Closing her eyes against the unpleasantness, she heard her mother begin chanting invocations to their patron Divines, words she had heard several times during her life as she lay awake in the early morning listening to others’ rites. Cerridwyn’s silvery voice echoed through the caverns, lulling Cymbeline’s tired mind back into sleep. Hands were on her, carefully bathing her with the holy water. Her eyes snapped back open as a ladle of it was poured over her head, but she adapted quickly and fell back into her doze as the priestesses washed her hair, wincing only slightly as they bumped against her small fawn’s horns.
Eventually she was helped to her feet and patted dry. There were people gathering below now, only a few. Her nakedness by itself wasn’t anything she was embarrassed by, but somehow the act of being toweled off by others caused her to feel oddly vulnerable. The careful hands of women whom she had known her whole life patted her top to bottom while others looked on, whether out of curiosity or lechery she wasn’t sure and thought it best not to think about. They and more continued to watch as scented oils were rubbed into her skin and flowers were woven into her long, still-damp hair.
Finally she was, at least in the eyes of tradition, clean and prepared to receive the Divines, if they deemed her worthy. As sunlight began to peek through the opening in the ceiling, Cymbeline was draped in a linen kaftan dyed blue in honor of Kyne, while a sash with no loose end was cinched around her waist to symbolize Auri-El’s persistence. More of her people gathered below in silence as the sun crawled steadily higher, illuminating the chanter, her attendants, and the soon-to-be-woman in white light.

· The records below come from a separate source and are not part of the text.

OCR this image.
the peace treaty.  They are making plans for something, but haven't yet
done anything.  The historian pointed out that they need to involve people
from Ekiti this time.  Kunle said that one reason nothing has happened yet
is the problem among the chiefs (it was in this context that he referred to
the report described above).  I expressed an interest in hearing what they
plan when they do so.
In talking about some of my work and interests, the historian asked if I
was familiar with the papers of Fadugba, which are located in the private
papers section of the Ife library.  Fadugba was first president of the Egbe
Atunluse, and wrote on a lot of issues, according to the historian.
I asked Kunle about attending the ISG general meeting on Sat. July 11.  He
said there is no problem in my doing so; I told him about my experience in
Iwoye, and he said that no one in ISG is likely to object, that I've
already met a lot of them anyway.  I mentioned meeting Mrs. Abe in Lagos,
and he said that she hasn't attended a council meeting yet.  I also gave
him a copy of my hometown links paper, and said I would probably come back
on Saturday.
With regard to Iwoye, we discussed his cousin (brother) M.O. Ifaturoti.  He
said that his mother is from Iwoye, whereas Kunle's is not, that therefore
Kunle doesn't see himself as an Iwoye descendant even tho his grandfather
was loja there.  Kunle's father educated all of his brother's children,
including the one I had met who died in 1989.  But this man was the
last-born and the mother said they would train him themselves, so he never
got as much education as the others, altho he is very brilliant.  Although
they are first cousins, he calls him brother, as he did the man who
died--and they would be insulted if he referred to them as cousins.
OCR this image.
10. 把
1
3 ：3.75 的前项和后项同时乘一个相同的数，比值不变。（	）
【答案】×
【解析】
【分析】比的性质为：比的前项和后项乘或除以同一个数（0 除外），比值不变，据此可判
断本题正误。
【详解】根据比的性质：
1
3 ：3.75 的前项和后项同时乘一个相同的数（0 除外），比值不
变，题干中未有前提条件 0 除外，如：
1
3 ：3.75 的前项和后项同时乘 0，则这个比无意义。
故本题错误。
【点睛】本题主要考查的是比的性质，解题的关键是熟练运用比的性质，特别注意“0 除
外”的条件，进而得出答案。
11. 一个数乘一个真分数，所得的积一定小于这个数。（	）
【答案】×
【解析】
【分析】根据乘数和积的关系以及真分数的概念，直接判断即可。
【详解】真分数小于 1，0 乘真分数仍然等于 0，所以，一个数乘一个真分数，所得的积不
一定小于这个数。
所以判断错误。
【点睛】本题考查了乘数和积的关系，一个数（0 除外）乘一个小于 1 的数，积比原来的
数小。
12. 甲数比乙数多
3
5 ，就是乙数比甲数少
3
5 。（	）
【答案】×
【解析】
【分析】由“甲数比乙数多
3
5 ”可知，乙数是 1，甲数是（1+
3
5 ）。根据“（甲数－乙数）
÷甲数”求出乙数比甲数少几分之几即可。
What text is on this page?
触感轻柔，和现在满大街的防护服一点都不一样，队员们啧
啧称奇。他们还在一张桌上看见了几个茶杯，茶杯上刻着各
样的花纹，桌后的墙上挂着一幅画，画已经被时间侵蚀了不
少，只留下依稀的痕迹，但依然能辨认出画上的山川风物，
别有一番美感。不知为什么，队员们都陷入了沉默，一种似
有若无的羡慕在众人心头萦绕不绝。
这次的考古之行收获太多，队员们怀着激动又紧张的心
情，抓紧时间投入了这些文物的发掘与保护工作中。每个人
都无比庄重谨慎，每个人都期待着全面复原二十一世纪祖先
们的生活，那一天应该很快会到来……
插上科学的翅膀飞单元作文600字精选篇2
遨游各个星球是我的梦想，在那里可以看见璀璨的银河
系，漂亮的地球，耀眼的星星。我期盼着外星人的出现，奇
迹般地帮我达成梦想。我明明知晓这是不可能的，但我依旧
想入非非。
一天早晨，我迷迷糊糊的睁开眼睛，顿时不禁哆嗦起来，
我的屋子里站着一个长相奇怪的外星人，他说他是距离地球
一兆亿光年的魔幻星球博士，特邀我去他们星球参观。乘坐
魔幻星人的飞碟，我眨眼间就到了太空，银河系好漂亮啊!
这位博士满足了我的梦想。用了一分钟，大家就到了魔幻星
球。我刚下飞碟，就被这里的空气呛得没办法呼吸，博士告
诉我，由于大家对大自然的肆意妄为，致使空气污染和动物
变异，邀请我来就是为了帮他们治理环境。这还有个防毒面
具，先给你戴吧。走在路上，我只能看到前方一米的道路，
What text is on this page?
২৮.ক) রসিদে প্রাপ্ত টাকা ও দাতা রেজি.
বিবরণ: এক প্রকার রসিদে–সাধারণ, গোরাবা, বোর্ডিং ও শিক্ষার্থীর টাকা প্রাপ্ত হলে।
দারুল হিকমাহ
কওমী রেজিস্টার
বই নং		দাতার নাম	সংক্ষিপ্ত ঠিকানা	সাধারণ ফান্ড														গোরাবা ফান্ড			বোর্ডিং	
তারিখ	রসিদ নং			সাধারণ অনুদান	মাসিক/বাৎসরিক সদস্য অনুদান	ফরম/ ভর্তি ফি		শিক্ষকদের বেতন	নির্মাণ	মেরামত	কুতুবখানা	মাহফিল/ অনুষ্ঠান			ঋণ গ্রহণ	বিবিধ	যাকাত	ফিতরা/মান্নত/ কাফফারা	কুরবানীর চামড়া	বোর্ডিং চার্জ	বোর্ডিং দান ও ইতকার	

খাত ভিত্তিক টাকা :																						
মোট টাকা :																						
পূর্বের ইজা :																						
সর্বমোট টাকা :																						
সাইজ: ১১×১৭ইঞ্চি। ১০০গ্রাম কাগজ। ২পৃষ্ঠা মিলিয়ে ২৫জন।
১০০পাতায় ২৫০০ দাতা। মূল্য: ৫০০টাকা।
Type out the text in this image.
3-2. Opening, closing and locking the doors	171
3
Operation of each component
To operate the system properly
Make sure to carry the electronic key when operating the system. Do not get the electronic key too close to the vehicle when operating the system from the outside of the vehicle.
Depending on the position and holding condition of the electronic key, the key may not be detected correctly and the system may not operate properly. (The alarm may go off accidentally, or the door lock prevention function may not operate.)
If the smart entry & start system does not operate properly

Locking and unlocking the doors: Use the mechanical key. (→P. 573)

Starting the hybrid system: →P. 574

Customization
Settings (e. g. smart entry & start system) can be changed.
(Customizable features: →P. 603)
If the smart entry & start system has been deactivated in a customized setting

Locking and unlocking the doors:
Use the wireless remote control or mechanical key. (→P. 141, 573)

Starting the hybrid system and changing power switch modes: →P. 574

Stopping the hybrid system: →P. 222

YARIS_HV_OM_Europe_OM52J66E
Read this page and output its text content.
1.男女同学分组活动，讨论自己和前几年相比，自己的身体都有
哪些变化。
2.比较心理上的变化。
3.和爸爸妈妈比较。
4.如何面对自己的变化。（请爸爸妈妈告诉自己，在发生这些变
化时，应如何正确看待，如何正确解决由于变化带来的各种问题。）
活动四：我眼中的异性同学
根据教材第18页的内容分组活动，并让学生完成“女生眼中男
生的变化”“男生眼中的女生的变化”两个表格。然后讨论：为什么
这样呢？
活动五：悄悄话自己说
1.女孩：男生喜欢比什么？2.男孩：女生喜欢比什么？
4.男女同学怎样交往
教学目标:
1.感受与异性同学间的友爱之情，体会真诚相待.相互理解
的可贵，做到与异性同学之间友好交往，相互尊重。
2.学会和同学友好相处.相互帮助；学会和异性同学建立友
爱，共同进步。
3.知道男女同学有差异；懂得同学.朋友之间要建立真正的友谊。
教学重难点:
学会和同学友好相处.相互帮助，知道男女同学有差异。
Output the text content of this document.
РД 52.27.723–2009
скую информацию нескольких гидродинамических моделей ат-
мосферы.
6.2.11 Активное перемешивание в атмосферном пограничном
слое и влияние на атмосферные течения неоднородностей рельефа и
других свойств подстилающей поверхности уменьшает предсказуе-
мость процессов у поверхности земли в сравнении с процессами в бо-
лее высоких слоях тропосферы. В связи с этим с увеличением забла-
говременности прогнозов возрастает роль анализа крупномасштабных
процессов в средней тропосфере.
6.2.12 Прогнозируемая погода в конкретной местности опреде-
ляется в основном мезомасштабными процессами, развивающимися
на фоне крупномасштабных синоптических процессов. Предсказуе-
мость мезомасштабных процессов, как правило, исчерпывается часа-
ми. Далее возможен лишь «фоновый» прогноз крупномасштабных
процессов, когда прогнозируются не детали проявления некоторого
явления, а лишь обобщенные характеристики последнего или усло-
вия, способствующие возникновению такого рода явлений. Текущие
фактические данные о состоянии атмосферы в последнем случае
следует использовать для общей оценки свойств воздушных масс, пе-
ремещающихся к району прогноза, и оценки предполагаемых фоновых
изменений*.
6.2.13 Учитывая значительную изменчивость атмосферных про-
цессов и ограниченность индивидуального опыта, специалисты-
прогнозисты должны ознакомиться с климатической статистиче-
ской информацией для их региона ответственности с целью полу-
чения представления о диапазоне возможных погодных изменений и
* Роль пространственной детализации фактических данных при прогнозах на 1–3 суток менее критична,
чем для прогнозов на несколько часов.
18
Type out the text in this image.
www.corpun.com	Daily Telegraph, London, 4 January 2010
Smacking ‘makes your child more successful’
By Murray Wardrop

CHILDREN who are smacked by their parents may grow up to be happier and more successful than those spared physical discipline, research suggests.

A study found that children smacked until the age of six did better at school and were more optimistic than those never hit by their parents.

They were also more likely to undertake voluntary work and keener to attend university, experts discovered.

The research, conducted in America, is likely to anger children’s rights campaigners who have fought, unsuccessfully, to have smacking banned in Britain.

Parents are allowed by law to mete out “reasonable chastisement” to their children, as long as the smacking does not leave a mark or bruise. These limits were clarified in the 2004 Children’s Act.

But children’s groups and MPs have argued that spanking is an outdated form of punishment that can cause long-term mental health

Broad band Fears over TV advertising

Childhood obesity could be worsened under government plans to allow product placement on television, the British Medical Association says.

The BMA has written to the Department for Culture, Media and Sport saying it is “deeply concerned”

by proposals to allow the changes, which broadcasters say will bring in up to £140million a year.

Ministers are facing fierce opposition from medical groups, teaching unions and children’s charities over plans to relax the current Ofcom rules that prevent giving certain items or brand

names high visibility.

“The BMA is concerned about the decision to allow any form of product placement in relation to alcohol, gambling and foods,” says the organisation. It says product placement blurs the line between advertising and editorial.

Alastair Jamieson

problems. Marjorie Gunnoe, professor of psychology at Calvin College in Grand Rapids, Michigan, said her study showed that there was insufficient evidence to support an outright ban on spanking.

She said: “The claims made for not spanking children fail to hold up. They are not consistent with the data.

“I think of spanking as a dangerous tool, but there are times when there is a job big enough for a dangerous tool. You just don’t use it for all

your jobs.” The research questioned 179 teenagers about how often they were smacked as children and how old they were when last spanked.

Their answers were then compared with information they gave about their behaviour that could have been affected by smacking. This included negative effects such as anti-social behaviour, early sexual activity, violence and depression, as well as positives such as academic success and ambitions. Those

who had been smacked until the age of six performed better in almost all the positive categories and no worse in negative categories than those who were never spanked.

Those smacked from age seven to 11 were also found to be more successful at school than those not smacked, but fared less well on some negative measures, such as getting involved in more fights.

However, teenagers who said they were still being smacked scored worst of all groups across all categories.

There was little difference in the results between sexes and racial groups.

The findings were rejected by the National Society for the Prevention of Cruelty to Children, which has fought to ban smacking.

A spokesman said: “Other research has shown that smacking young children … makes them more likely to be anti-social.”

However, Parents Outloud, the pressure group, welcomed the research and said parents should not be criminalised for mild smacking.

Cymbeline sighed at the effort of standing. Her limbs were heavy and her stomach felt as if it were collapsing into itself, sending arrows of stinging pain into her sides. She was, for the first time since they had properly grown in, severely aware of her Daedric gift. They felt as if they were growing again, irritating the skin of her scalp such that it seemed even her hair was aching. But she forced herself to look up, seeing her father ascend towards where she and the priestesses stood by the pool.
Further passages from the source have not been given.